Once there, they just wanted to chop off the tips of her fingers. Didn't even want to TRY to save them. Told me half of thr tip of her pinky had been completely amputated at an angle. One finger, the tip was split to the top/first knuckle (in that same diagonal way the bone was split), the other, the skin was no longer anchored/attached to the same knuckle. They irrigated the one (non split/detached finger and the other), stitched the skin in place on the detached one and did nothing to the split/pinky finger then wrapped both. And said a surgeon would see her on Monday. At which point, she'd probably lose the tips. Except Monday was Memorial day and the surgeon DEFINITELY wouldn't come in then. So call the office on Tuesday. Fuck you dude. All of you. The next day (it was midnight by the time we dropped mom off) I took her to Big City Niswonger's Children’s Hospital (neighboring city to Bigger City Hospital that my Papaw is in) and the doctor's promise to call surgeons and ask permission to take pictures in case surgeon says no to try to get them in.
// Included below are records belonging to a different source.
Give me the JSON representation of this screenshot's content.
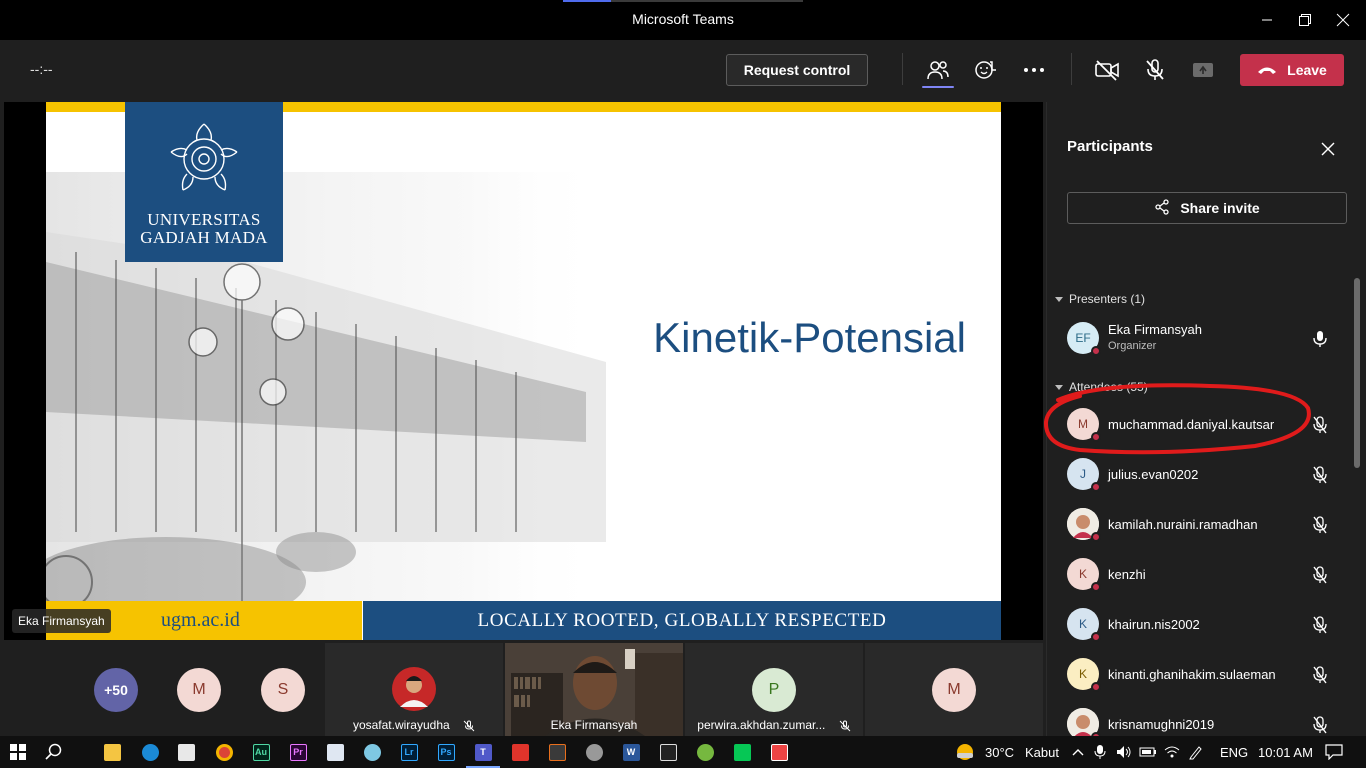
{
  "window": {
    "title": "Microsoft Teams"
  },
  "controls": {
    "timer": "--:--",
    "request_control": "Request control",
    "leave": "Leave"
  },
  "slide": {
    "university_line1": "UNIVERSITAS",
    "university_line2": "GADJAH MADA",
    "title": "Kinetik-Potensial",
    "footer_left": "ugm.ac.id",
    "footer_right": "LOCALLY ROOTED, GLOBALLY RESPECTED",
    "presenter_tag": "Eka Firmansyah",
    "colors": {
      "brand_blue": "#1c4e80",
      "brand_yellow": "#f6c300"
    }
  },
  "gallery": {
    "overflow_count": "+50",
    "avatars": [
      {
        "initial": "M",
        "bg": "#f3d9d4",
        "fg": "#8a3a2e"
      },
      {
        "initial": "S",
        "bg": "#f3d9d4",
        "fg": "#8a3a2e"
      }
    ],
    "tiles": [
      {
        "name": "yosafat.wirayudha"
      },
      {
        "name": "Eka Firmansyah"
      },
      {
        "name": "perwira.akhdan.zumar...",
        "initial": "P"
      }
    ],
    "last_avatar": {
      "initial": "M"
    }
  },
  "participants": {
    "title": "Participants",
    "share_invite": "Share invite",
    "presenters_header": "Presenters (1)",
    "presenters": [
      {
        "initials": "EF",
        "name": "Eka Firmansyah",
        "role": "Organizer"
      }
    ],
    "attendees_header": "Attendees (55)",
    "attendees": [
      {
        "initial": "M",
        "name": "muchammad.daniyal.kautsar",
        "bg": "#f3d9d4",
        "fg": "#8a3a2e"
      },
      {
        "initial": "J",
        "name": "julius.evan0202",
        "bg": "#d6e4f0",
        "fg": "#2b5a86"
      },
      {
        "initial": "",
        "name": "kamilah.nuraini.ramadhan",
        "bg": "#ffffff",
        "fg": "#c4314b",
        "photo": true
      },
      {
        "initial": "K",
        "name": "kenzhi",
        "bg": "#f3d9d4",
        "fg": "#8a3a2e"
      },
      {
        "initial": "K",
        "name": "khairun.nis2002",
        "bg": "#d6e4f0",
        "fg": "#2b5a86"
      },
      {
        "initial": "K",
        "name": "kinanti.ghanihakim.sulaeman",
        "bg": "#fbeec2",
        "fg": "#7a5c00"
      },
      {
        "initial": "",
        "name": "krisnamughni2019",
        "bg": "#e8e3d6",
        "fg": "#555",
        "photo": true
      }
    ]
  },
  "taskbar": {
    "weather_temp": "30°C",
    "weather_desc": "Kabut",
    "language": "ENG",
    "time": "10:01 AM"
  }
}
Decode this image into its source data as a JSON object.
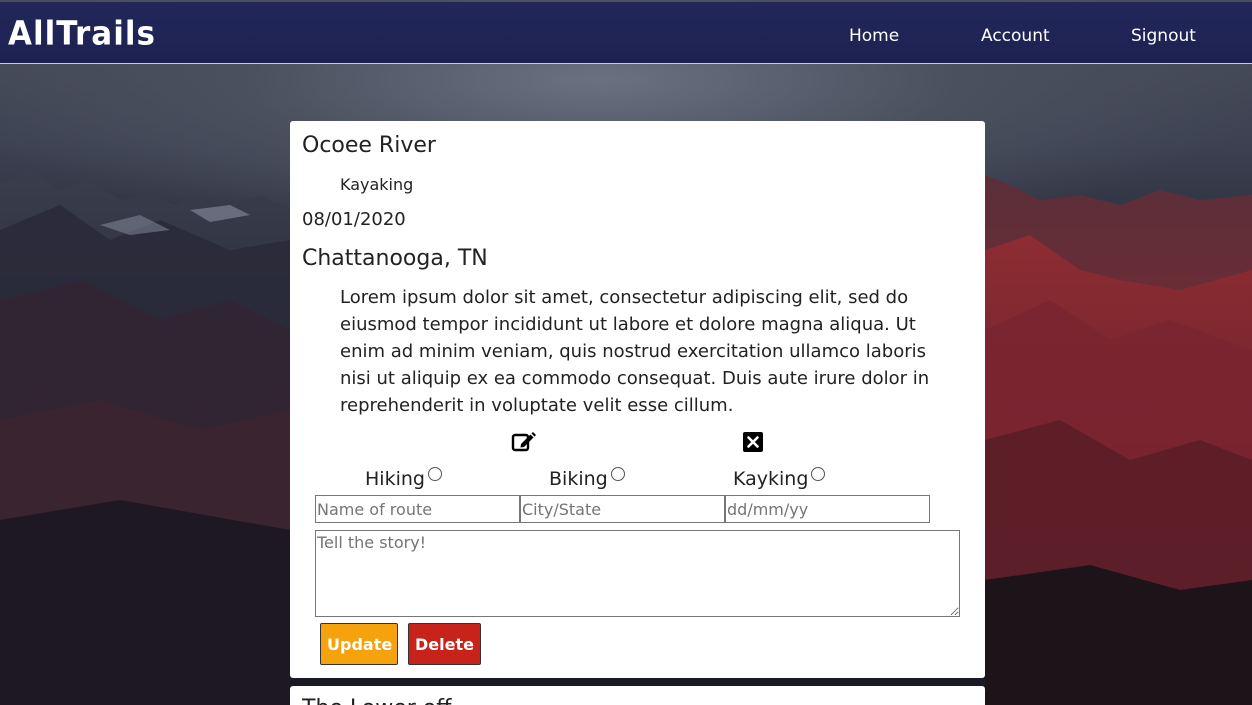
{
  "navbar": {
    "brand": "AllTrails",
    "links": [
      "Home",
      "Account",
      "Signout"
    ]
  },
  "post": {
    "title": "Ocoee River",
    "activity": "Kayaking",
    "date": "08/01/2020",
    "location": "Chattanooga, TN",
    "story": "Lorem ipsum dolor sit amet, consectetur adipiscing elit, sed do eiusmod tempor incididunt ut labore et dolore magna aliqua. Ut enim ad minim veniam, quis nostrud exercitation ullamco laboris nisi ut aliquip ex ea commodo consequat. Duis aute irure dolor in reprehenderit in voluptate velit esse cillum.",
    "icons": {
      "edit": "edit-icon",
      "delete": "close-icon"
    }
  },
  "form": {
    "radios": [
      "Hiking",
      "Biking",
      "Kayking"
    ],
    "route_placeholder": "Name of route",
    "city_placeholder": "City/State",
    "date_placeholder": "dd/mm/yy",
    "story_placeholder": "Tell the story!",
    "update_label": "Update",
    "delete_label": "Delete"
  },
  "next_post": {
    "title": "The Lower off"
  },
  "colors": {
    "navbar": "#1d2152",
    "update_button": "#f5a20c",
    "delete_button": "#c8231a"
  }
}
Surgeon comes in, tells me she did NOT lose any bone. Bone was in fact in split finger. The bone was PRESENT and they wanted to just chop her fingers and MISSED that bone was present on an xray. Same xray surgeon read and saw the bone. Surgeon asks when she last ate (2 hours prior, supper at 5) because she was going to surgery that night. Since she'd ate they put her in the system, left to get food, came back, admitted her and took her to surgery EARLY despite it not being 6 hours since she'd ate because it was that emergent. She had surgery at 11 PM on Sunday, the eve of Memorial Day. Yet Rural Surgeon, refused to come in, because "it can wait". All my rage and hate. All of it. Just. Fuck any and all surgeons who can see a small child in need or EMERGENT, albeit non-life saving, surgery, and shrug and say let them suffer until normal business hours. Fuck you and your bunk Hippocratic Oath. All of them need to lose their licenses (and you can bet I complained EACH time).

She lost her fingernails (they're growing back!) BUT she still has her WHOLE fingers (and to date, 26 stitches to tell her friends about - including her lip). Thanks ENTIRELY to Dr. S. SOMETIMES doctors aren't worth the paper it took to print out their credentials, some are worth it all.